McKinstry turns up the heat for recreational center in Cortez, Colorado
November 2009
City Facility to Undergo $800,000 of Improvements by 2010
A recreation center in Cortez, Colorado aims to generate some much needed heat this winter with new solar panels, and chose McKinstry to help. In addition to the installation of integrated panels, which began on Tuesday, the project will also include further upgrades to the facility. All work is slated for completion sometime in January 2010, according to Cortez City Manager, Jay Harrington.
“We’re wanting to make the facility more energy efficient,” the Cortez Journal quoted Harrington as saying.
McKinstry will install two racks of solar panels on top of the recreation center that face south. One group will include three rows of eight panels, and a second group will have one row of sixteen. McKinstry has left room in the existing plan leaves an option open for creating an additional solar energy if required.

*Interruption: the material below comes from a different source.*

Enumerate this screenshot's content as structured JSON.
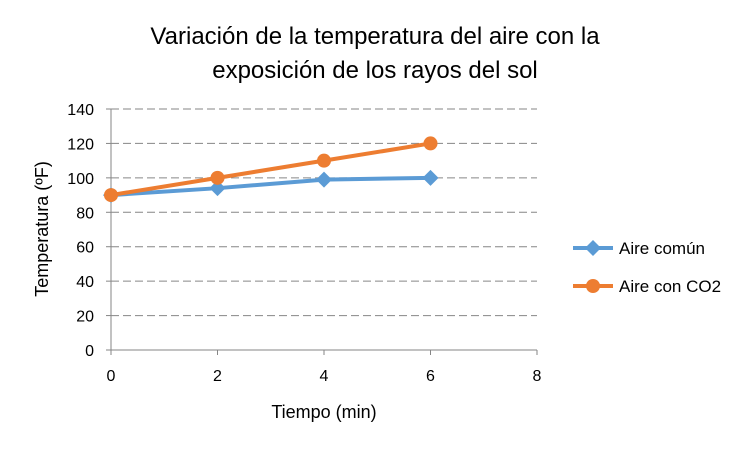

The solar panel upgrades are meant to heat the water in the recreation center swimming pool. The facility’s pool is expected to experience a temperature rise from around 86 degrees to 90-29 degrees as a result of the solar-thermal upgrade, according to city parks and recreation director Dean Palmquist.

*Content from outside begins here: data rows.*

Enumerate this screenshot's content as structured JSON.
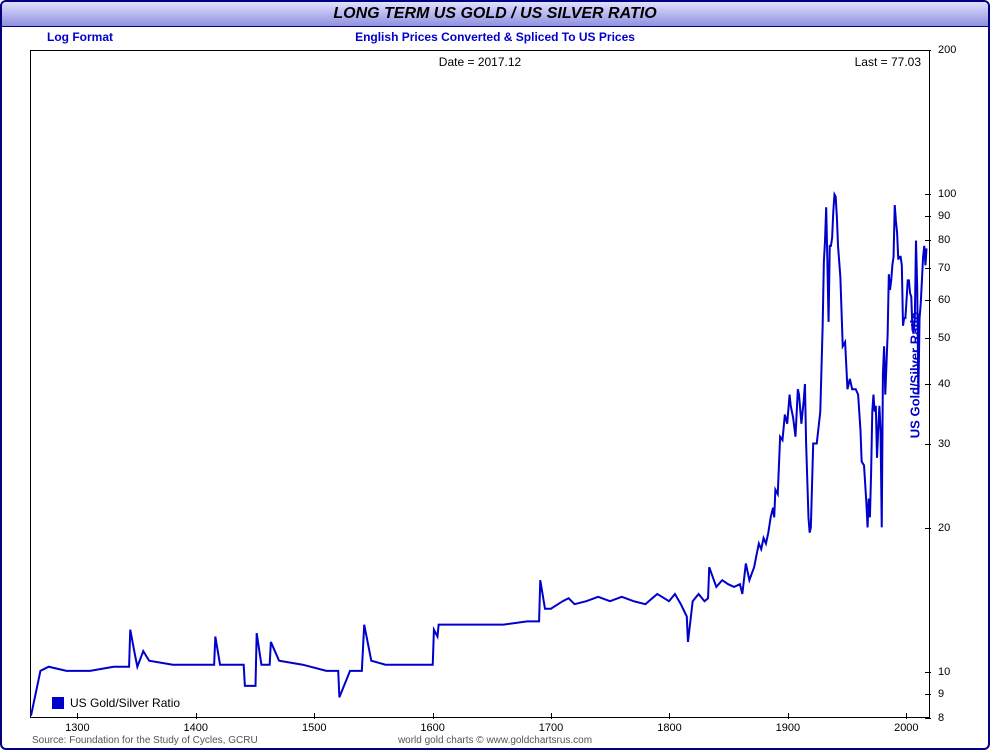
{
  "chart": {
    "type": "line",
    "scale": "log",
    "title": "LONG TERM US GOLD / US SILVER RATIO",
    "subtitle_left": "Log Format",
    "subtitle_center": "English Prices Converted & Spliced To US Prices",
    "date_label": "Date = 2017.12",
    "last_label": "Last = 77.03",
    "legend_label": "US Gold/Silver Ratio",
    "y_axis_label": "US Gold/Silver Ratio",
    "footer_left": "Source: Foundation for the Study of Cycles, GCRU",
    "footer_center": "world gold charts © www.goldchartsrus.com",
    "line_color": "#0000cc",
    "line_width": 2,
    "border_color": "#000080",
    "background_color": "#ffffff",
    "title_gradient": [
      "#e0e0ff",
      "#b8b8f0",
      "#9090e0"
    ],
    "subtitle_color": "#0000cc",
    "tick_color": "#000000",
    "x_domain": [
      1260,
      2020
    ],
    "y_domain_log": [
      8,
      200
    ],
    "x_ticks": [
      1300,
      1400,
      1500,
      1600,
      1700,
      1800,
      1900,
      2000
    ],
    "y_ticks": [
      8,
      9,
      10,
      20,
      30,
      40,
      50,
      60,
      70,
      80,
      90,
      100,
      200
    ],
    "series": [
      {
        "x": 1260,
        "y": 8.05
      },
      {
        "x": 1268,
        "y": 10.0
      },
      {
        "x": 1275,
        "y": 10.2
      },
      {
        "x": 1290,
        "y": 10.0
      },
      {
        "x": 1310,
        "y": 10.0
      },
      {
        "x": 1330,
        "y": 10.2
      },
      {
        "x": 1343,
        "y": 10.2
      },
      {
        "x": 1344,
        "y": 12.2
      },
      {
        "x": 1348,
        "y": 10.8
      },
      {
        "x": 1350,
        "y": 10.2
      },
      {
        "x": 1355,
        "y": 11.0
      },
      {
        "x": 1360,
        "y": 10.5
      },
      {
        "x": 1380,
        "y": 10.3
      },
      {
        "x": 1400,
        "y": 10.3
      },
      {
        "x": 1415,
        "y": 10.3
      },
      {
        "x": 1416,
        "y": 11.8
      },
      {
        "x": 1420,
        "y": 10.3
      },
      {
        "x": 1440,
        "y": 10.3
      },
      {
        "x": 1441,
        "y": 9.3
      },
      {
        "x": 1450,
        "y": 9.3
      },
      {
        "x": 1451,
        "y": 12.0
      },
      {
        "x": 1455,
        "y": 10.3
      },
      {
        "x": 1462,
        "y": 10.3
      },
      {
        "x": 1463,
        "y": 11.5
      },
      {
        "x": 1470,
        "y": 10.5
      },
      {
        "x": 1490,
        "y": 10.3
      },
      {
        "x": 1510,
        "y": 10.0
      },
      {
        "x": 1520,
        "y": 10.0
      },
      {
        "x": 1521,
        "y": 8.8
      },
      {
        "x": 1530,
        "y": 10.0
      },
      {
        "x": 1540,
        "y": 10.0
      },
      {
        "x": 1542,
        "y": 12.5
      },
      {
        "x": 1548,
        "y": 10.5
      },
      {
        "x": 1560,
        "y": 10.3
      },
      {
        "x": 1580,
        "y": 10.3
      },
      {
        "x": 1600,
        "y": 10.3
      },
      {
        "x": 1601,
        "y": 12.2
      },
      {
        "x": 1604,
        "y": 11.8
      },
      {
        "x": 1605,
        "y": 12.5
      },
      {
        "x": 1620,
        "y": 12.5
      },
      {
        "x": 1640,
        "y": 12.5
      },
      {
        "x": 1660,
        "y": 12.5
      },
      {
        "x": 1680,
        "y": 12.7
      },
      {
        "x": 1690,
        "y": 12.7
      },
      {
        "x": 1691,
        "y": 15.5
      },
      {
        "x": 1695,
        "y": 13.5
      },
      {
        "x": 1700,
        "y": 13.5
      },
      {
        "x": 1710,
        "y": 14.0
      },
      {
        "x": 1715,
        "y": 14.2
      },
      {
        "x": 1720,
        "y": 13.8
      },
      {
        "x": 1730,
        "y": 14.0
      },
      {
        "x": 1740,
        "y": 14.3
      },
      {
        "x": 1750,
        "y": 14.0
      },
      {
        "x": 1760,
        "y": 14.3
      },
      {
        "x": 1770,
        "y": 14.0
      },
      {
        "x": 1780,
        "y": 13.8
      },
      {
        "x": 1790,
        "y": 14.5
      },
      {
        "x": 1800,
        "y": 14.0
      },
      {
        "x": 1805,
        "y": 14.5
      },
      {
        "x": 1810,
        "y": 13.8
      },
      {
        "x": 1815,
        "y": 13.0
      },
      {
        "x": 1816,
        "y": 11.5
      },
      {
        "x": 1820,
        "y": 14.0
      },
      {
        "x": 1825,
        "y": 14.5
      },
      {
        "x": 1830,
        "y": 14.0
      },
      {
        "x": 1833,
        "y": 14.2
      },
      {
        "x": 1834,
        "y": 16.5
      },
      {
        "x": 1840,
        "y": 15.0
      },
      {
        "x": 1845,
        "y": 15.5
      },
      {
        "x": 1850,
        "y": 15.2
      },
      {
        "x": 1855,
        "y": 15.0
      },
      {
        "x": 1860,
        "y": 15.2
      },
      {
        "x": 1862,
        "y": 14.5
      },
      {
        "x": 1865,
        "y": 16.8
      },
      {
        "x": 1868,
        "y": 15.5
      },
      {
        "x": 1870,
        "y": 16.0
      },
      {
        "x": 1872,
        "y": 16.5
      },
      {
        "x": 1874,
        "y": 17.5
      },
      {
        "x": 1876,
        "y": 18.5
      },
      {
        "x": 1878,
        "y": 18.0
      },
      {
        "x": 1880,
        "y": 19.0
      },
      {
        "x": 1882,
        "y": 18.5
      },
      {
        "x": 1884,
        "y": 19.5
      },
      {
        "x": 1886,
        "y": 21.0
      },
      {
        "x": 1888,
        "y": 22.0
      },
      {
        "x": 1889,
        "y": 21.0
      },
      {
        "x": 1890,
        "y": 24.0
      },
      {
        "x": 1892,
        "y": 23.5
      },
      {
        "x": 1894,
        "y": 31.0
      },
      {
        "x": 1896,
        "y": 30.5
      },
      {
        "x": 1898,
        "y": 34.5
      },
      {
        "x": 1900,
        "y": 33.0
      },
      {
        "x": 1902,
        "y": 38.0
      },
      {
        "x": 1903,
        "y": 36.0
      },
      {
        "x": 1905,
        "y": 34.0
      },
      {
        "x": 1907,
        "y": 31.0
      },
      {
        "x": 1909,
        "y": 39.0
      },
      {
        "x": 1910,
        "y": 38.0
      },
      {
        "x": 1912,
        "y": 33.0
      },
      {
        "x": 1914,
        "y": 37.0
      },
      {
        "x": 1915,
        "y": 40.0
      },
      {
        "x": 1916,
        "y": 30.0
      },
      {
        "x": 1918,
        "y": 21.0
      },
      {
        "x": 1919,
        "y": 19.5
      },
      {
        "x": 1920,
        "y": 20.0
      },
      {
        "x": 1922,
        "y": 30.0
      },
      {
        "x": 1925,
        "y": 30.0
      },
      {
        "x": 1928,
        "y": 35.0
      },
      {
        "x": 1930,
        "y": 53.0
      },
      {
        "x": 1931,
        "y": 72.0
      },
      {
        "x": 1932,
        "y": 80.0
      },
      {
        "x": 1933,
        "y": 94.0
      },
      {
        "x": 1934,
        "y": 72.0
      },
      {
        "x": 1935,
        "y": 54.0
      },
      {
        "x": 1936,
        "y": 78.0
      },
      {
        "x": 1937,
        "y": 78.0
      },
      {
        "x": 1938,
        "y": 81.0
      },
      {
        "x": 1939,
        "y": 92.0
      },
      {
        "x": 1940,
        "y": 100.0
      },
      {
        "x": 1941,
        "y": 99.0
      },
      {
        "x": 1942,
        "y": 90.0
      },
      {
        "x": 1943,
        "y": 78.0
      },
      {
        "x": 1945,
        "y": 67.0
      },
      {
        "x": 1947,
        "y": 48.0
      },
      {
        "x": 1949,
        "y": 49.0
      },
      {
        "x": 1951,
        "y": 39.0
      },
      {
        "x": 1953,
        "y": 41.0
      },
      {
        "x": 1955,
        "y": 39.0
      },
      {
        "x": 1958,
        "y": 39.0
      },
      {
        "x": 1960,
        "y": 38.0
      },
      {
        "x": 1962,
        "y": 32.0
      },
      {
        "x": 1963,
        "y": 27.5
      },
      {
        "x": 1965,
        "y": 27.0
      },
      {
        "x": 1967,
        "y": 22.5
      },
      {
        "x": 1968,
        "y": 20.0
      },
      {
        "x": 1969,
        "y": 23.0
      },
      {
        "x": 1970,
        "y": 21.0
      },
      {
        "x": 1971,
        "y": 26.0
      },
      {
        "x": 1972,
        "y": 35.0
      },
      {
        "x": 1973,
        "y": 38.0
      },
      {
        "x": 1974,
        "y": 35.0
      },
      {
        "x": 1975,
        "y": 36.0
      },
      {
        "x": 1976,
        "y": 28.0
      },
      {
        "x": 1977,
        "y": 32.0
      },
      {
        "x": 1978,
        "y": 36.0
      },
      {
        "x": 1979,
        "y": 32.0
      },
      {
        "x": 1980,
        "y": 20.0
      },
      {
        "x": 1981,
        "y": 42.0
      },
      {
        "x": 1982,
        "y": 48.0
      },
      {
        "x": 1983,
        "y": 38.0
      },
      {
        "x": 1984,
        "y": 44.0
      },
      {
        "x": 1985,
        "y": 51.0
      },
      {
        "x": 1986,
        "y": 68.0
      },
      {
        "x": 1987,
        "y": 63.0
      },
      {
        "x": 1988,
        "y": 66.0
      },
      {
        "x": 1989,
        "y": 71.0
      },
      {
        "x": 1990,
        "y": 74.0
      },
      {
        "x": 1991,
        "y": 95.0
      },
      {
        "x": 1992,
        "y": 88.0
      },
      {
        "x": 1993,
        "y": 83.0
      },
      {
        "x": 1994,
        "y": 73.0
      },
      {
        "x": 1995,
        "y": 74.0
      },
      {
        "x": 1996,
        "y": 74.0
      },
      {
        "x": 1997,
        "y": 71.0
      },
      {
        "x": 1998,
        "y": 53.0
      },
      {
        "x": 1999,
        "y": 55.0
      },
      {
        "x": 2000,
        "y": 55.0
      },
      {
        "x": 2001,
        "y": 60.0
      },
      {
        "x": 2002,
        "y": 66.0
      },
      {
        "x": 2003,
        "y": 66.0
      },
      {
        "x": 2004,
        "y": 62.0
      },
      {
        "x": 2005,
        "y": 61.0
      },
      {
        "x": 2006,
        "y": 52.0
      },
      {
        "x": 2007,
        "y": 51.0
      },
      {
        "x": 2008,
        "y": 55.0
      },
      {
        "x": 2009,
        "y": 80.0
      },
      {
        "x": 2010,
        "y": 64.0
      },
      {
        "x": 2011,
        "y": 38.0
      },
      {
        "x": 2012,
        "y": 55.0
      },
      {
        "x": 2013,
        "y": 59.0
      },
      {
        "x": 2014,
        "y": 66.0
      },
      {
        "x": 2015,
        "y": 74.0
      },
      {
        "x": 2016,
        "y": 78.0
      },
      {
        "x": 2017,
        "y": 71.0
      },
      {
        "x": 2017.9,
        "y": 77.03
      }
    ]
  }
}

According to Rick Smith, the city's General Services Director, of all Cortez’s city buildings, the recreational facility uses the most gas and electric power. In 2008, the complex consumed $123,107 of electricity, or 3,419 kilowatts, and $89,392 of natural gas, or 75,129 Therms. One Therm (a heat energy measuring unit), is approximately equivalent to burning 100 cubic feet of natural gas.
Ongoing upgrades to the recreation center will include lighting retrofits for the pool, installation of variable-frequency drives to pool pumps, applying new digital control systems, and efficiency improvements to the heating and cooling system of the facility. Total energy-related costs of the upgrades are $850,127, with $425,000 from a state energy-impact grant. The remaining $425,127 is from the city's Rec Center Fund, Harrington said.
Once McKinstry has finished the upgrades, says Smith, the estimated annual savings for the recreation center’s energy cost is $32,280.